- Born: Unknown
- Died: 202 Xun County, Henan
- Other names: Yuantu (元圖)
- Occupation: Politician

= Pang Ji =

Official and adviser to warlord Yuan Shao (died 202)

Pang Ji (Note: His name is often mispronounced as Féng Jì since the character 逢 in modern Chinese is pronounced Féng, however it was likely that the real surname was 逄, pronounced Páng, since the two characters look very similar and Páng was a much more common family name.) (died 202), courtesy name Yuantu, was a Chinese politician serving under the warlord Yuan Shao during the late Eastern Han dynasty of China.
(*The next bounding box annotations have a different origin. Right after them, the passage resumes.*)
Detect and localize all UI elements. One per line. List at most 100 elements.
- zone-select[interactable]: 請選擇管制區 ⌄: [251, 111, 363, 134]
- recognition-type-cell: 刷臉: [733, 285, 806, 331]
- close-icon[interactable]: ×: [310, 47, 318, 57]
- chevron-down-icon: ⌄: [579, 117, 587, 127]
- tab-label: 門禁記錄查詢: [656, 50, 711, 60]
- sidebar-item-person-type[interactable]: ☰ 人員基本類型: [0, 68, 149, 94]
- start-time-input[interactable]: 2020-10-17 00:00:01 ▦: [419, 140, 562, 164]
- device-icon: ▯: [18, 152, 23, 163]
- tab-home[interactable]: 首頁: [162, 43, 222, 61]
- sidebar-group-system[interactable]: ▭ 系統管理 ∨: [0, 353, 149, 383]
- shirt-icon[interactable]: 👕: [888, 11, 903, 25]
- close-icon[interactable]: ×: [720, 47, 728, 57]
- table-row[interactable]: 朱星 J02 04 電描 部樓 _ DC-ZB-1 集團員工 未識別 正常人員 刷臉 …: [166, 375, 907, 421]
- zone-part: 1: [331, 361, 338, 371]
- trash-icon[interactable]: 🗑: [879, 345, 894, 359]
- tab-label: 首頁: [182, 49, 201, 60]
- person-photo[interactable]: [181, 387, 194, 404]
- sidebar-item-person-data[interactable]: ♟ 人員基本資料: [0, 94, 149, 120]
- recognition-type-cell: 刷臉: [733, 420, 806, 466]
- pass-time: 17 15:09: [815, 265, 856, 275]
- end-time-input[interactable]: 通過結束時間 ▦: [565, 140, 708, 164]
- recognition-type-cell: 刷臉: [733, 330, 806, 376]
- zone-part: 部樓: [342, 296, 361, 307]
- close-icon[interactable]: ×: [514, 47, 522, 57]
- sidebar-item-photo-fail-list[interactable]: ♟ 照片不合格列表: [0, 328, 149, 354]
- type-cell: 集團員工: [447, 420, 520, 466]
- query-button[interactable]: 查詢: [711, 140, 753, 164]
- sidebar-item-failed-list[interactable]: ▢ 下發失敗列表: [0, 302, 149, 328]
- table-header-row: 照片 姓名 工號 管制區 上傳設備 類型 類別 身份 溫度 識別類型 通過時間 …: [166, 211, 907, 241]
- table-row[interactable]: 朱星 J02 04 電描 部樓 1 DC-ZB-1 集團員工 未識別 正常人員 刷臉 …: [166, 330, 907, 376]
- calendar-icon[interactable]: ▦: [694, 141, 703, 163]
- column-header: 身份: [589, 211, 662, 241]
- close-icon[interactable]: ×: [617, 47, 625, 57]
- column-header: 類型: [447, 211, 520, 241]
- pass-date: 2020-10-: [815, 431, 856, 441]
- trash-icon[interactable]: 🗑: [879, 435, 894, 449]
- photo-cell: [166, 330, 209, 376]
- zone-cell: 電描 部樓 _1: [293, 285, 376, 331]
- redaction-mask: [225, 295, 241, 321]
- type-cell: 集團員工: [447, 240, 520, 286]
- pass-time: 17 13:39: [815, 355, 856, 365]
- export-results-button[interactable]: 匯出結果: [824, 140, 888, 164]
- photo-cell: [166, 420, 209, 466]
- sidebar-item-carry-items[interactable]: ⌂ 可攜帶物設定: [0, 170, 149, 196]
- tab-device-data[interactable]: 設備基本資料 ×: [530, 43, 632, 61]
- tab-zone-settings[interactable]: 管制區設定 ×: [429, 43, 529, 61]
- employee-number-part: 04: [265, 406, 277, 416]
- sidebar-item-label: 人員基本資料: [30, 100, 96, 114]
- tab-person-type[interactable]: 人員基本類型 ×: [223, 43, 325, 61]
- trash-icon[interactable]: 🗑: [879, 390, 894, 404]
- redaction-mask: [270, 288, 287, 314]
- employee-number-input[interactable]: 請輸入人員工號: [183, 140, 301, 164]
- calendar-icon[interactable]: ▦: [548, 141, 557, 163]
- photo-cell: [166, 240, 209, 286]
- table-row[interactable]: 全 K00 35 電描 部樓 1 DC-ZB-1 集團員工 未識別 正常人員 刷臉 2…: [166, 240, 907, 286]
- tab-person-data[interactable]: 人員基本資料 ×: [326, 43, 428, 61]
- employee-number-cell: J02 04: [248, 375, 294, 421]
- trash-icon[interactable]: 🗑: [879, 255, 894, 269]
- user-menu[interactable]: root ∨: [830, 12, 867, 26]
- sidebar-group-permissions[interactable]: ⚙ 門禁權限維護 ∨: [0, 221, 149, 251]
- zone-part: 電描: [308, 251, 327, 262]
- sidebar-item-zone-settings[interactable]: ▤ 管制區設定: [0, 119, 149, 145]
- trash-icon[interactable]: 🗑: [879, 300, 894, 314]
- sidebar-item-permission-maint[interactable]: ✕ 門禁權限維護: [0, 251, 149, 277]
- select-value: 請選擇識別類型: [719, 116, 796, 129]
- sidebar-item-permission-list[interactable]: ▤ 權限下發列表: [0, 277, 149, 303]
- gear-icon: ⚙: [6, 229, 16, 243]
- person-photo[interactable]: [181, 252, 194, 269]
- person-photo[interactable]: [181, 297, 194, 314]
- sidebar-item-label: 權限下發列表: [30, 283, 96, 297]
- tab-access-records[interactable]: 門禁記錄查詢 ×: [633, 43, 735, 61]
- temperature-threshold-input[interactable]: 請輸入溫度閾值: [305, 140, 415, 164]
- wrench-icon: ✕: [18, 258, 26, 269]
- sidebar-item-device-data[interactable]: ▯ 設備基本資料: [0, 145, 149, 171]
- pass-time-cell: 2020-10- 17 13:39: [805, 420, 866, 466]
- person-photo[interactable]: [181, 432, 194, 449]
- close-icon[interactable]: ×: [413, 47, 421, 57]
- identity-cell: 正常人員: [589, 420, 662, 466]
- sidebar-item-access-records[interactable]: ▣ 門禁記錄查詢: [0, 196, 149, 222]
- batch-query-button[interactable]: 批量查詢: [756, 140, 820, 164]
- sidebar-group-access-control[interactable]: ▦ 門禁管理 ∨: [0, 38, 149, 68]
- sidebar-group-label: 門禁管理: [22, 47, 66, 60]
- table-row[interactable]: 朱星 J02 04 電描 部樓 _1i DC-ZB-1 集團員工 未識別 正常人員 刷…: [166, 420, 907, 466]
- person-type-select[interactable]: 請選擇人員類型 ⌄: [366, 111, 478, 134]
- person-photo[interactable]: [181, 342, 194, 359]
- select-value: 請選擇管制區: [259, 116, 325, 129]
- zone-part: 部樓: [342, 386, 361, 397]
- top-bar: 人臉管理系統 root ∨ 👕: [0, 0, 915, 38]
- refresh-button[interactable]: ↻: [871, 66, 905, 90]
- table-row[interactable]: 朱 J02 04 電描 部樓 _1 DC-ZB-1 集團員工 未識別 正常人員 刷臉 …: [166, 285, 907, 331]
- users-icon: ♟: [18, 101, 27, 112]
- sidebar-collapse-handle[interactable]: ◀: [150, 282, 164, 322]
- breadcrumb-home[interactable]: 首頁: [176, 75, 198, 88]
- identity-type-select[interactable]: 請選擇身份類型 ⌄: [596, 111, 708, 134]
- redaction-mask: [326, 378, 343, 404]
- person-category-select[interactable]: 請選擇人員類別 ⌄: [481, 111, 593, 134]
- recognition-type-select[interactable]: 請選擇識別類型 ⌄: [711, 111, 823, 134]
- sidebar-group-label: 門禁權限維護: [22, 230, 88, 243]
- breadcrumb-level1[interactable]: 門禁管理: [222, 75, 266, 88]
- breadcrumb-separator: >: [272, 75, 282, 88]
Pang Ji was criticised by Cao Cao's advisor Xun Yu as "brave but heedless of other's opinions." Being very bitter towards his rivals, Pang Ji slandered Tian Feng after Yuan Shao's defeat at the Battle of Guandu and caused Tian Feng to commit suicide. Pang Ji later went on to serve under Yuan Shang, Yuan Shao's successor.

Since Yuan Shang was the youngest of Yuan Shao's sons, there was intense sibling rivalry. Yuan Shao's eldest son Yuan Tan was on the verge of rebellion, and Pang Ji and Shen Pei suggested sending a small army to aid Yuan Tan in the defence against Cao Cao's follow-up attacks in order to resolve the tension. Pang Ji went along as an emissary. However, Yuan Tan was not pleased with the reinforcements and demanded that Yuan Shang send more troops. He was flatly refused by Shen Pei and he killed Pang Ji in anger.